Young Woman Develops Mesothelioma After Mission Work
A 33-year-old British woman who spent her gap year building a school in Argentina died in May from mesothelioma, her family reports, which she likely developed due to exposure to asbestos during that time in South America.
Rose Wharton was otherwise a “fit and healthy” young woman, family members told the coroner at an inquest regarding her death.
They could think of nowhere else that the medical researcher had encountered asbestos materials other than when she was with a mission team that was building the school in a depressed part of Argentina.
Additionally, Wharton – who was 18 at the time of her travel – had been quite sure that materials used to construct the educational facility contained the toxic mineral, as she had noted when she was first diagnosed with the disease about a year ago.
Oxfordshire coroner Darren Salter said it was a ‘very unusual’ case because the illness usually only affects those who’ve worked around asbestos for decades and is most often diagnosed in men over the age of 60.
“I don’t think I have seen a case like this,” he told the hearing. “Mesothelioma normally affects men working as plumbers or heating engineers for 30 or 40 years, but this is very different from that.”
Indeed, Rose Wharton was the exception rather than the rule, though there have been a handful of other young people in the U.K. who’ve succumbed to the disease after early exposure. Nonetheless, mesothelioma is not a diagnosis that a woman Rose’s age expects to face.

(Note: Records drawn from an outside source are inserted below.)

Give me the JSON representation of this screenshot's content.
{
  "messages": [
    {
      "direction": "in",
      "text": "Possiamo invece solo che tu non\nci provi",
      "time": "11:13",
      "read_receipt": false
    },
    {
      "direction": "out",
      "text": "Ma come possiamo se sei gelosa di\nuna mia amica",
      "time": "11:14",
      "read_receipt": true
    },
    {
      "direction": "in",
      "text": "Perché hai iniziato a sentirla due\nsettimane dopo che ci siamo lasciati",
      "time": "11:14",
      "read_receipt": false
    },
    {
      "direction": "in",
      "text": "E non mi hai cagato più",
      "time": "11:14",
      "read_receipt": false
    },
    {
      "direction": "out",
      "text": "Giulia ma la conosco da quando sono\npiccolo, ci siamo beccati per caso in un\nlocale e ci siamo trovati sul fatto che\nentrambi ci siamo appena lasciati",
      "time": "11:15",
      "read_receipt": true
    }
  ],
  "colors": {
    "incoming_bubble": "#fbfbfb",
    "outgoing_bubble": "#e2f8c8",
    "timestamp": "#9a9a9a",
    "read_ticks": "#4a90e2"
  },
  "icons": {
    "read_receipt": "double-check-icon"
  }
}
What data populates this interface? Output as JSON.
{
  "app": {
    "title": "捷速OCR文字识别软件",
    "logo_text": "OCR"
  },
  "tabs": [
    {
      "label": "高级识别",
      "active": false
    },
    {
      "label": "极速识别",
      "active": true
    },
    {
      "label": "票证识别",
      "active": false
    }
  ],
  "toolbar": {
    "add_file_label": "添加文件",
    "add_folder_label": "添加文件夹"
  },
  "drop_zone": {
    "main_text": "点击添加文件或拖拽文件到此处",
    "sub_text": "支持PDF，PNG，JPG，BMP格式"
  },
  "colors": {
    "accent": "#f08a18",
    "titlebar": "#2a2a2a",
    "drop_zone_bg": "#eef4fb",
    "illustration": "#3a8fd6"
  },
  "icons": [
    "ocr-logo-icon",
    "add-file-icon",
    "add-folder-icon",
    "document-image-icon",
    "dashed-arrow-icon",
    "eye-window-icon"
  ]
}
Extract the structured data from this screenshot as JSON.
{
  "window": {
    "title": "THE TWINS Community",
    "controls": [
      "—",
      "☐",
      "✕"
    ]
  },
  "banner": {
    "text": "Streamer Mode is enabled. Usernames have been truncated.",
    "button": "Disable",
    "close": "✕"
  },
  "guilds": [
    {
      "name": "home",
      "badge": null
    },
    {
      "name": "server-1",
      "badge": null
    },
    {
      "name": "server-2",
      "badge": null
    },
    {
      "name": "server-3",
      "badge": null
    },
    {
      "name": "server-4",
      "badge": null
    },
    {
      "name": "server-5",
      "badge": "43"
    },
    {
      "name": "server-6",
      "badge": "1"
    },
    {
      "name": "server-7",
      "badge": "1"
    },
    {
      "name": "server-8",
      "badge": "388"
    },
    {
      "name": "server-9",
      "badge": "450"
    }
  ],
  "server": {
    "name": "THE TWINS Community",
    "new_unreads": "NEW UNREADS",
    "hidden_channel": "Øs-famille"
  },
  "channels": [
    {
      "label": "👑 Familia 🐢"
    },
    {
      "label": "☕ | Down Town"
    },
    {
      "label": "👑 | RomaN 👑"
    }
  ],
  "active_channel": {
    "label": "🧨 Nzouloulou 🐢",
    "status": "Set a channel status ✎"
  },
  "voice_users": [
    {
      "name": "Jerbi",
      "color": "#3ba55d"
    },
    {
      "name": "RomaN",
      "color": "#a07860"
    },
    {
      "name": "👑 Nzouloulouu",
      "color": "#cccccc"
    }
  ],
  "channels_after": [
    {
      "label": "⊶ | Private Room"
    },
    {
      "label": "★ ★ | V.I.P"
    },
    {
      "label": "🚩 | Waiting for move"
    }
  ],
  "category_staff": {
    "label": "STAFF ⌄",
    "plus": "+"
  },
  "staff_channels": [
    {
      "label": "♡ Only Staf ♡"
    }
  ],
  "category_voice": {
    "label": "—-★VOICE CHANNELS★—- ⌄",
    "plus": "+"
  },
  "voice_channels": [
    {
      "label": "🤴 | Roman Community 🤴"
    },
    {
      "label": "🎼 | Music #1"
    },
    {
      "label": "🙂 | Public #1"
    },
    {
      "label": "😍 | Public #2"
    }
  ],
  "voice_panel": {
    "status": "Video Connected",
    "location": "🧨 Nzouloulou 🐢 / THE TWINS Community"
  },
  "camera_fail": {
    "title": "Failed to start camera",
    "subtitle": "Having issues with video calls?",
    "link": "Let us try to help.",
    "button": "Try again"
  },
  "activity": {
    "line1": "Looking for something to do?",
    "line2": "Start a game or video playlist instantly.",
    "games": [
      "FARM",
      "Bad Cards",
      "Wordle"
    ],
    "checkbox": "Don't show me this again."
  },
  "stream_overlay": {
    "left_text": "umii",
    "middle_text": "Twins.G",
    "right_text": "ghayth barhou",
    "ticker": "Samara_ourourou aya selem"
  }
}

Her colleagues at Nuffield Department of Clinical Neurosciences at the University of Oxford note that they are shocked at her death and plan to do whatever they can to honor her memory, including running a half-marathon next weekend and setting up a crowd sourcing page that will collect money to be donated to peritoneal mesothelioma research.
But there’s nothing they can do, of course, to bring her back.
The case of Rose Wharton, however, is proof that asbestos can kill at any age and that exposure to large amounts of the toxic material can cause mesothelioma disease to develop more quickly than usual.
Though Wharton’s case is rare, it’s also proof that regard for the dangers of asbestos use is not present in all countries and that anyone working in countries where use of asbestos materials is still common should be extra careful about exposure.